Volumetric fluorescence intensity–based microscopy has transformed the life sciences, but it faces several intrinsic limitations. Multiplexing is constrained by the ability to spectrally separate fluorophores, making simultaneous imaging of multiple signals difficult. Autofluorescent tissues can obscure labeled structures when emission spectra overlap, and quantitative measurements of biosensors in large or optically complex samples are often distorted by scattering and optical aberrations.

Fluorescence Lifetime Imaging Microscopy (FLIM) overcomes many of these challenges by measuring the fluorescence decay rate rather than signal intensity (1). Fluorophores with overlapping emission spectra can be distinguished based on their lifetimes, enabling expanded multiplexing. Autofluorescence, which typically exhibits distinct lifetime signatures, can be effectively separated from true signal. Because lifetime measurements are largely independent of fluorophore concentration and excitation intensity, FLIM provides more robust and quantitative readouts in thick, heterogeneous specimens (2,3).

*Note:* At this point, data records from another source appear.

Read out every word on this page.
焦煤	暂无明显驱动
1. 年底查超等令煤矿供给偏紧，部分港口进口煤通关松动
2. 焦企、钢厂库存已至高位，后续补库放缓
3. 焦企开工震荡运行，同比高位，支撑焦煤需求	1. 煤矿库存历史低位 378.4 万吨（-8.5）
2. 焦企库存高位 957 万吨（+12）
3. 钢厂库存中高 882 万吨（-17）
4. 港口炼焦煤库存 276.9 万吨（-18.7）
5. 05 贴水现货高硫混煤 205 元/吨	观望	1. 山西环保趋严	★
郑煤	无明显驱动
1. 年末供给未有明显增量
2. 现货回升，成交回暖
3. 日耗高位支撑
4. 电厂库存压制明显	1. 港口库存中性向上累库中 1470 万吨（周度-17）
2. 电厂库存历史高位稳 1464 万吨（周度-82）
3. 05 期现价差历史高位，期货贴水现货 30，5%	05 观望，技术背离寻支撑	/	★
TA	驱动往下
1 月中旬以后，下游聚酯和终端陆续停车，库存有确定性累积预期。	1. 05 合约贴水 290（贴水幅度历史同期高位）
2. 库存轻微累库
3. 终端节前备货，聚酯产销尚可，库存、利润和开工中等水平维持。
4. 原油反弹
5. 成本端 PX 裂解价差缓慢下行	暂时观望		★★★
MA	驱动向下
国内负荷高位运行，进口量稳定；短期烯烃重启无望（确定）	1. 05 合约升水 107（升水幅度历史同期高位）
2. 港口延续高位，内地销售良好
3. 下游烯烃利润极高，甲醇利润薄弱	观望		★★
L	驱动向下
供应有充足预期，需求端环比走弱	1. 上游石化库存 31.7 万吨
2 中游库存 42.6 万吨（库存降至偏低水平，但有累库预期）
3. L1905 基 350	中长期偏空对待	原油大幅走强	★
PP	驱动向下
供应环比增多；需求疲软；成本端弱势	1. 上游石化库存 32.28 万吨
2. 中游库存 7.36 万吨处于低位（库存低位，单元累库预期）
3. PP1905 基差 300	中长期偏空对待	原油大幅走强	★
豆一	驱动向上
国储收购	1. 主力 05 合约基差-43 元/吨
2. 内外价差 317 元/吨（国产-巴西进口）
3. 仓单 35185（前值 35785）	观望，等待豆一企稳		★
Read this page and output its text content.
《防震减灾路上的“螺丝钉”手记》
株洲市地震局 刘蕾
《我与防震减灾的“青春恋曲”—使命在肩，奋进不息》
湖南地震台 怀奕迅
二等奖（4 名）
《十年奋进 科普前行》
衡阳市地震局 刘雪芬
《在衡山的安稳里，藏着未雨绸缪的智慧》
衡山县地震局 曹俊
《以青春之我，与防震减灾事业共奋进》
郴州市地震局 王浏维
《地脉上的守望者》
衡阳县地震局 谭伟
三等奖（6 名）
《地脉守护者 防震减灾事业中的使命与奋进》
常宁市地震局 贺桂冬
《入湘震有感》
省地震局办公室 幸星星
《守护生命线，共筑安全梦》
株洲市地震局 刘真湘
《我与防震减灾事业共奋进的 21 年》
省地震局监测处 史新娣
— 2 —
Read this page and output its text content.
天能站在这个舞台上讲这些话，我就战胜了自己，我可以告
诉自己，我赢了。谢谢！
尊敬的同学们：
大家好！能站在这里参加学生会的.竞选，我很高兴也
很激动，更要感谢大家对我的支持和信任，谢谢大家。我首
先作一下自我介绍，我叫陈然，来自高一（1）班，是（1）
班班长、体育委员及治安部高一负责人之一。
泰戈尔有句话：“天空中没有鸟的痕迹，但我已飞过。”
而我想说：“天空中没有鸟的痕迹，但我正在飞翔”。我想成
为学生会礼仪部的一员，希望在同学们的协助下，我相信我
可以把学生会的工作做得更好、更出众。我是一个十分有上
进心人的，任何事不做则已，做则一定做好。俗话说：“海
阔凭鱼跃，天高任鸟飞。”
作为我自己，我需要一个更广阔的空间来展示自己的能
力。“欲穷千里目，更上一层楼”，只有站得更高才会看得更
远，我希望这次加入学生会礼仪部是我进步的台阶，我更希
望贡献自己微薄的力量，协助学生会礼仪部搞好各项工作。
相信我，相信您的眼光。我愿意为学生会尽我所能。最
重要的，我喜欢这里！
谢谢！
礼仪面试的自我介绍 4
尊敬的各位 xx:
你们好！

Despite these advantages, most FLIM implementations rely on point-scanning confocal systems and small fields of view, making fast volumetric imaging impractical for large living samples. To address this, we developed a volumetric FLIM platform that combines a next-generation SPAD (Single-Photon Avalanche Diode) array detector with static light-sheet illumination to perform time-domain lifetime imaging. This approach merges the speed and low phototoxicity of light-sheet microscopy with the quantitative power of FLIM, enabling rapid, gentle, and truly volumetric lifetime imaging in living systems ranging from organoids to developing zebrafish.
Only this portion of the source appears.